I must be learning a little from the disasters I keep having, but it doesn’t feel like it. The brushcutter is the current machine that won’t work. I couldn’t even bear to look for its spark plug—if it has one; I wasn’t feeling strong enough. Instead I put it back in the shed, gnashed my teeth and did its intended job by hand. One day another male will visit and be only too pleased to start it. First go, I expect. It’ll be something simple that I’ve overlooked.

But recently I was given a precious piece of knowledge that men have been withholding from me for decades. I had bought a connection for using a smaller LPG gas bottle with my old camping stove. It fitted at the stove end, but not at the bottle end. It would not screw on; was it a metric/imperial problem?

Not wanting to strip the thread—which, like ripping pool table felt, is another of those things men think women are likely to do—I took it back to the shop, with the bottle this time, when next I went to town. He had clearly sold me the wrong fitting.

The man heard me out, smiled, and took the items from me. He gave me
that
look—pitying, knowing—and screwed the fitting on with no trouble. ‘Reverse thread, luv.’

I threw up my hands and went into a rave about why weren’t they all standardised and how was anyone supposed to know which way was on or off if they kept changing it ... but his raised eyebrows halted me. He jabbed his finger at the brass top piece.

‘See that nick?’ he said.

I saw it.

‘That means it’s reverse.’

I could have kissed him, I was so grateful for being let in on the secret.

I wonder, if I’d been a boy, would my dad have taught me about things mechanical? Only once did he ask me to help with a machine, when I was about twelve. The little Austin panel van had broken down in an awkward spot on the track and he’d got the tractor into position to tow the van out backwards.

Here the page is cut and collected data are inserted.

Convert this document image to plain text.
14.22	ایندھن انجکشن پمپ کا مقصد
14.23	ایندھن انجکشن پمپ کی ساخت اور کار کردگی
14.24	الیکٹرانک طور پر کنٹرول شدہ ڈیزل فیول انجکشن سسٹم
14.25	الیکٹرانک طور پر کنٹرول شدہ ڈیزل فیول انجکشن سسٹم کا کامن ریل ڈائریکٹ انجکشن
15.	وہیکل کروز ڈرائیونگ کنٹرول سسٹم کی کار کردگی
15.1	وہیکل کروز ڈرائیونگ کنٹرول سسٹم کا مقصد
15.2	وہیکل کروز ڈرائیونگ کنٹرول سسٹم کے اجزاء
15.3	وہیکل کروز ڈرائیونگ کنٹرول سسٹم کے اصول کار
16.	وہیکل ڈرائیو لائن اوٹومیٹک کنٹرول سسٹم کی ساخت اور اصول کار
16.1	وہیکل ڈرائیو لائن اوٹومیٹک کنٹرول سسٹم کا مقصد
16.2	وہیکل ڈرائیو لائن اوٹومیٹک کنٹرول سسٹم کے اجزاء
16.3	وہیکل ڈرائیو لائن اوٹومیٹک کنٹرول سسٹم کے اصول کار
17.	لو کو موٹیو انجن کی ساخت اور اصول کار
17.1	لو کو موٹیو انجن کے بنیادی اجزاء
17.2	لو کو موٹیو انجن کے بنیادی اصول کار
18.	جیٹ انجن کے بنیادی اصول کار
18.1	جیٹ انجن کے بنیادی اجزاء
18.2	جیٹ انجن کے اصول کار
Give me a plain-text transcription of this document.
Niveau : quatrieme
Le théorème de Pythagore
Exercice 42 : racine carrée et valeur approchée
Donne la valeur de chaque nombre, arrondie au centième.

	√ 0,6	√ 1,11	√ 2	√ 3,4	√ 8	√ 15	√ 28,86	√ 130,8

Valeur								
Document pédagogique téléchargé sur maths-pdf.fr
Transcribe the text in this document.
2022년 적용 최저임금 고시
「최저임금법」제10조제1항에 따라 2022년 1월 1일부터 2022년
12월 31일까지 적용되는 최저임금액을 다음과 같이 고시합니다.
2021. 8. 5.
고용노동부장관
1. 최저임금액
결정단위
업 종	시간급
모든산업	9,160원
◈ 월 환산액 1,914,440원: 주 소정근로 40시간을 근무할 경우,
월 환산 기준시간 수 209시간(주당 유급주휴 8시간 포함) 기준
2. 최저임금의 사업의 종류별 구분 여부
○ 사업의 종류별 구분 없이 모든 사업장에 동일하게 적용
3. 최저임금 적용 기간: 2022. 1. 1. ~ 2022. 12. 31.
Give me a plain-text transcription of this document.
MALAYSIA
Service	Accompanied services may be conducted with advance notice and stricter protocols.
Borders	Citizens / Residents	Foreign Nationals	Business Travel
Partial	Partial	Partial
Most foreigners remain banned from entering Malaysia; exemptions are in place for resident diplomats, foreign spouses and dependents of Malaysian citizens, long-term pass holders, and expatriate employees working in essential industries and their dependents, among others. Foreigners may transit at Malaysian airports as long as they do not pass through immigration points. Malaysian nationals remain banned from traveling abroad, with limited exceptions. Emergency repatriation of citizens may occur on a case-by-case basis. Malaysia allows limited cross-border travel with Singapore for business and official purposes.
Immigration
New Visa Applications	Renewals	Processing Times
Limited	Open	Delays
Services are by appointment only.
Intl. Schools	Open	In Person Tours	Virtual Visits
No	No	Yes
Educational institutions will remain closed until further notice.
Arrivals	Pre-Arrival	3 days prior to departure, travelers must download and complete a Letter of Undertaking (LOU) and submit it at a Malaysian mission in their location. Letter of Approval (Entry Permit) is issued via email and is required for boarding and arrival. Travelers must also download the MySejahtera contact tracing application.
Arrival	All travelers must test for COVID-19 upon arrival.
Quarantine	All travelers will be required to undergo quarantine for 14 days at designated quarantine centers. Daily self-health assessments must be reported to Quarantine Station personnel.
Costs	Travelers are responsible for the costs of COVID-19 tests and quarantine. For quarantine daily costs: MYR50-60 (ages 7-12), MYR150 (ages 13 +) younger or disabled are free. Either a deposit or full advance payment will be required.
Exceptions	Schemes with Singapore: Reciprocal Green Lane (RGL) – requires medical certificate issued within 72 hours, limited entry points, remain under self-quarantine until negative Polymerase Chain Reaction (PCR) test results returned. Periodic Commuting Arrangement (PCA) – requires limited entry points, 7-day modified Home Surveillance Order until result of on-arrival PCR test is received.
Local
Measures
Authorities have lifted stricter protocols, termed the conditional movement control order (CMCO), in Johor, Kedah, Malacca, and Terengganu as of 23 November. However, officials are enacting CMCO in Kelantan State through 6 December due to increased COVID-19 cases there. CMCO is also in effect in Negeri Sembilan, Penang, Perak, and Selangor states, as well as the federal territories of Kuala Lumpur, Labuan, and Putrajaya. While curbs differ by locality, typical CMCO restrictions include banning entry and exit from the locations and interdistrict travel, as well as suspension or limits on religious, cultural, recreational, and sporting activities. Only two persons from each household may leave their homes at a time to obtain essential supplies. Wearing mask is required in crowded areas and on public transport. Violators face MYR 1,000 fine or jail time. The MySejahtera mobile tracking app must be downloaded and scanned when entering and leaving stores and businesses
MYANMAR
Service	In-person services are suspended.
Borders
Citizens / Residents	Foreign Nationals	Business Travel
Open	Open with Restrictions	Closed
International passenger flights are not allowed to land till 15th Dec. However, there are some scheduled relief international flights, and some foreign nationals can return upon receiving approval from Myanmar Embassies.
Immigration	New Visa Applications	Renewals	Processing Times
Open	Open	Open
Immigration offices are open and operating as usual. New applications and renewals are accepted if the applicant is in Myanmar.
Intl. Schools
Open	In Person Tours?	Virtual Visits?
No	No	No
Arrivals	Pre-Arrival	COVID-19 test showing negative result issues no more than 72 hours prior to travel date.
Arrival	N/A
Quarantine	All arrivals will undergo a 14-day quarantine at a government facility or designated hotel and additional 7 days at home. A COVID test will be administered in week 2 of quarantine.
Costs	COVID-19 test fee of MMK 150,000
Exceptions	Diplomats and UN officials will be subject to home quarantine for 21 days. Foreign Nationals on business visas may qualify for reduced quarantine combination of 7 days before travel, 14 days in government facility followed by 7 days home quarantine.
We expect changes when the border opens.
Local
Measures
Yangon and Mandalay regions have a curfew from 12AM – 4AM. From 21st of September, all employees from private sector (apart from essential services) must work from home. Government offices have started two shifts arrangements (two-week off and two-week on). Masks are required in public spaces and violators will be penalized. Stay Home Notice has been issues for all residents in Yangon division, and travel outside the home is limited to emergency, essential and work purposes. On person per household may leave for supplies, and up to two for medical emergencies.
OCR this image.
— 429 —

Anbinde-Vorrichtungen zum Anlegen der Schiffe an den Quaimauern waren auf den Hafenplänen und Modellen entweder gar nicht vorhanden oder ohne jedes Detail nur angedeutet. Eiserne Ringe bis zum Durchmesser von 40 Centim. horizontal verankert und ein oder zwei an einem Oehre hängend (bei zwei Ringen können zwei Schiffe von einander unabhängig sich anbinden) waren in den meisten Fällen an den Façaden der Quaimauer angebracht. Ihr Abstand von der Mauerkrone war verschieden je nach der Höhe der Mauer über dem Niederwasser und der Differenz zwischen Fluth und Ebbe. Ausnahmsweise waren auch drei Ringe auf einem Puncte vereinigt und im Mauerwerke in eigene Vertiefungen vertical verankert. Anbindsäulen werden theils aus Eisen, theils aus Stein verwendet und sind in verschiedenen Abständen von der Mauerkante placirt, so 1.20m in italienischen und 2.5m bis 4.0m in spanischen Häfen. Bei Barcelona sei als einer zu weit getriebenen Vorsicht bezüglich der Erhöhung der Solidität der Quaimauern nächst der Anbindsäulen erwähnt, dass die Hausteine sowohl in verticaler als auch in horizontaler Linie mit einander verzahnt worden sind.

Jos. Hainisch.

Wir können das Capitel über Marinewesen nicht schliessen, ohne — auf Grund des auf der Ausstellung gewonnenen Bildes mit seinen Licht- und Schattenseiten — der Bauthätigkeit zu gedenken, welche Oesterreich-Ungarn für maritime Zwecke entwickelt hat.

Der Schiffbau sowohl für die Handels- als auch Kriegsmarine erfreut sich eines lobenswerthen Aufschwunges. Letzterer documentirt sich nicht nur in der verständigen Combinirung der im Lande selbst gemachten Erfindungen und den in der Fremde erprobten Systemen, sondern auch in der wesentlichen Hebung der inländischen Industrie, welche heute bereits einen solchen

I can’t remember why I was to drive the tractor instead of steering the van.

We went through the procedure a dozen times—‘Take it slowly, ease off the clutch, slowly, slowly...’—until I thought I had it right.

Feet balanced on the pedals, palms sweating, I waited for the signal.

‘Right!’ he yelled. The tractor and I lurched forward down the track, pulling the back doors clean off the Austin like the wings off a fly. We stalled shortly after. Dad was such a gentle man that he didn’t even swear, or not so I heard. But he never let me near anything more mechanical than a hoe after that.

Not that he was especially gifted that way himself. I mean, why had he tied the towrope to the doors? The one time he tried to use a more-than-manual farming method, it was a disaster; in fact, a tragedy of epic proportions to nine-year-old me. Going broke fast with the oranges and vegetables, Dad had a go at raising chickens. Built a small shed, strewed sawdust on the ground, and installed a special kerosene contraption in the centre, that from memory was supposed to not only keep the hundreds of cheeping yellow balls of fluff warm, but feed and water them. It blew up, burnt the shed down and fried the chickens to small crispy debts.